Despite its nauseating epithet, Puking is an upchuck of the polychromatic; a bright interlude awash with plashes of fluttering arpeggios and ascending yowls. It's clunky, and sounds like a ham-fisted re-basting of, again, fellow Bristolians Fuck Buttons yet in breaking with the uniformly dank and direful effects featured elsewhere, it illuminates both Loveridge's diverse arsenal – that with which he hacks at his masterfully honed niche; a niche homing only he – and the necessity to throw spanners in such nonconformist works, however well they may otherwise already work. For this is an outstandingly cohesive piece.

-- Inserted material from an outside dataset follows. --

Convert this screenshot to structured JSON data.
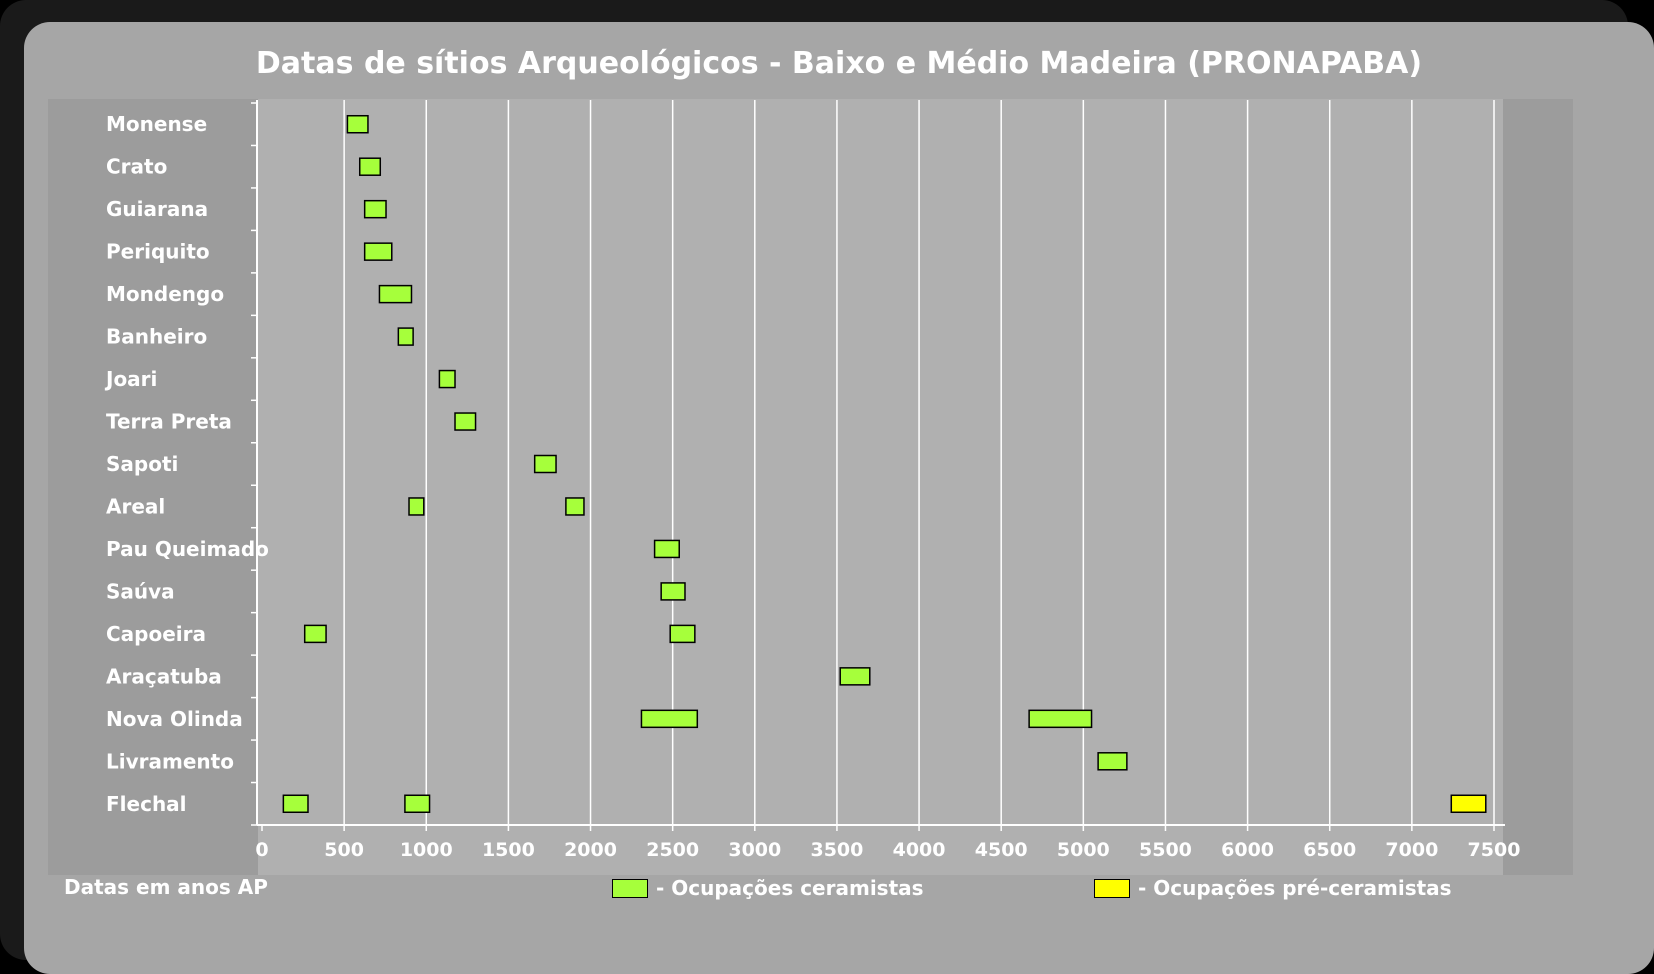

And the gabba-flecked Qiyamat for Onion Knights in a way amalgamates this more vibrant feel with the more monochromatic, if in no way monotonous drones, bleeps, and electronic bits to have preceded it. Distant pianos waltz beyond impenetrable wails to conjure an again uncanny effect of the in-between. Neither extra- nor terrestrial, as it fades away into a post-rock pulsation it comes out as nothing other than extra special. Hectocotylus maintains a steadfast post-rock groove, even incorporating the atonal vocoders of Hardcore Will Never Die, But You Will but with its pace almost static and its wayward melody meandering, it's the LP's one sole low. Yet as its running time ages on, as with much of Doki Doki Run, Loveridge shifts the thing in pitch and tempo to jarringly accelerate on into a jittering second half. A piece of two halves heard with two ears and requiring of at least two minds to fully comprehend, it is musical juxtaposition employed to a most devastating effect with lull gradually overcome by a barrage of broody synthetics. In Water is distilled down into a neat and cataclysmic fare thee well-cum-fuck off, leaving a piercing ring in each ear and a contusion upon the mind as it squirms free of 44 minutes of great brutalisation. Dip your Beak> in Doki Doki Run, I implore you.